Un film impresionista, hecho de pequeñas pinceladas que sólo en el conjunto revelan el carácter elegíaco del retrato de familia, otra muestra de la sabiduría cinematográfica y la sensibilidad poética de Hirokazu Kore-eda, un cineasta que, como pocos, merece ser llamado humanista. Esta delicada joya le fue inspirada por la muerte de sus padres -o más exactamente por el pesar que le dejó sentir que no había estado lo suficientemente cerca de ellos en los últimos años-, pero ni es autobiográfica (aunque sí rescata algunas de sus vivencias personales) ni está cargada de tristeza. Todo lo contrario: como en su memorable After Life , este japonés universal parte de la muerte para hablar de la vida. Que, como sugiere el título, siempre continúa su marcha aunque haya desgracias, contratiempos, conflictos y desdichas.
Por eso se ciñe a veinticuatro horas en la vida de una familia, precisamente en uno de esos escasos días, como el Año Nuevo o el Festival de los Muertos, en que la tradición invita a reunirse: el aniversario de una pérdida.
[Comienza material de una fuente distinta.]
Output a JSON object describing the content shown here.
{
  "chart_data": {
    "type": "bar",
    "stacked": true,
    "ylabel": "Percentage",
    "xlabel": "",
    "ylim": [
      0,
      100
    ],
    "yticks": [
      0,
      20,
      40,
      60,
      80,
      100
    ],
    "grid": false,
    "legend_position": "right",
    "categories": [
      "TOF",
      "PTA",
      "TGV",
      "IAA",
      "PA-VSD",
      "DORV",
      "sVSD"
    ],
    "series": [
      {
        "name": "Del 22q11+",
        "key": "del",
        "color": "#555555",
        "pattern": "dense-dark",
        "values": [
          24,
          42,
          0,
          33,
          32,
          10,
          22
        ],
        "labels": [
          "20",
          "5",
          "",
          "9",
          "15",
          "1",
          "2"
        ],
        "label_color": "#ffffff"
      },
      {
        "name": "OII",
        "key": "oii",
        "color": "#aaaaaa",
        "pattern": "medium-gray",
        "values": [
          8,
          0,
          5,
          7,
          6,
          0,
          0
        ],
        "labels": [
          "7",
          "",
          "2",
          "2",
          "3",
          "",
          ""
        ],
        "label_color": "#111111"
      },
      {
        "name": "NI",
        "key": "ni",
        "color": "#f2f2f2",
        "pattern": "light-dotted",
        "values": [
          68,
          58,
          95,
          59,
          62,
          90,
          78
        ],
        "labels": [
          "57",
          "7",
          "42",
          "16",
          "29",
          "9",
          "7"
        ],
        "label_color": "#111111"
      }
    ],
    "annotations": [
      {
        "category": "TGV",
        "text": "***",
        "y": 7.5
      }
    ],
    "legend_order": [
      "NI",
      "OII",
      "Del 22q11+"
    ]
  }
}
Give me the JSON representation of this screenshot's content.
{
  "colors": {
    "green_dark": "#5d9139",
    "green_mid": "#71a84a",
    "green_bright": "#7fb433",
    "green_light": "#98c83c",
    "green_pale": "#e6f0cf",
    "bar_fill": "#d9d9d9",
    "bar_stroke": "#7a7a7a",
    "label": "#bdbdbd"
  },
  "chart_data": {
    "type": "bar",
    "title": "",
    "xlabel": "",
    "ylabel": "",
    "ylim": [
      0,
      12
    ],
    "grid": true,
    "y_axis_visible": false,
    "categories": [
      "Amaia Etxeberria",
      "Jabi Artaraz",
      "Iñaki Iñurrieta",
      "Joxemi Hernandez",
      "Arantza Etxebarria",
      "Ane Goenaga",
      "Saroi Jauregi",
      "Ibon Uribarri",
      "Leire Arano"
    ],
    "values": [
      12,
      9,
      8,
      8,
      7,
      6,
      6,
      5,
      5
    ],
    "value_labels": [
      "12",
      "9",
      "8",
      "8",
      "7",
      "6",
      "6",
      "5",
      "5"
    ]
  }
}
En este caso, la del hermano mayor, que murió años atrás cuando se arrojó al agua para salvar a un muchacho que estaba ahogándose. Es una ausencia que se siente: al padre médico lo dejó sin heredero profesional; la madre, figura tierna y dominante, aún espera que su espíritu vuelva transmutado en mariposa; el otro hijo varón, que se ha casado con una divorciada y es quien recuerda el día en familia -según sugiere el conmovedor epílogo-, es el protagonista que todavía debe tolerar el disgusto paterno por no haber seguido sus pasos y la constante comparación con el hermano modelo. Están también la hija mujer con su marido bonachón y sus ruidosos hijos.
Muy poco sucede en la superficie: no habrá al cabo de la jornada cambios, choques ni conflictos, pero en cada segundo, mientras se repiten los rituales domésticos y se avivan recuerdos (la receta de tempura trae los olores de la infancia) el ojo sensible de Kore-eda sabe hallar en los rostros, en las palabras, en los silencios y hasta en los objetos señales de las tensiones que corren por debajo y que son similares a las que pueden percibirse en cualquier familia de cualquier origen: pequeñas traiciones, alguna crueldad, callados rencores, pero también una cálida corriente afectiva. La admirable puesta en escena -humor incluido- cuenta con actores que son pura espontaneidad e imágenes que responden a la sutil y conmovedora mirada poética del autor. Lo dicho: una joya.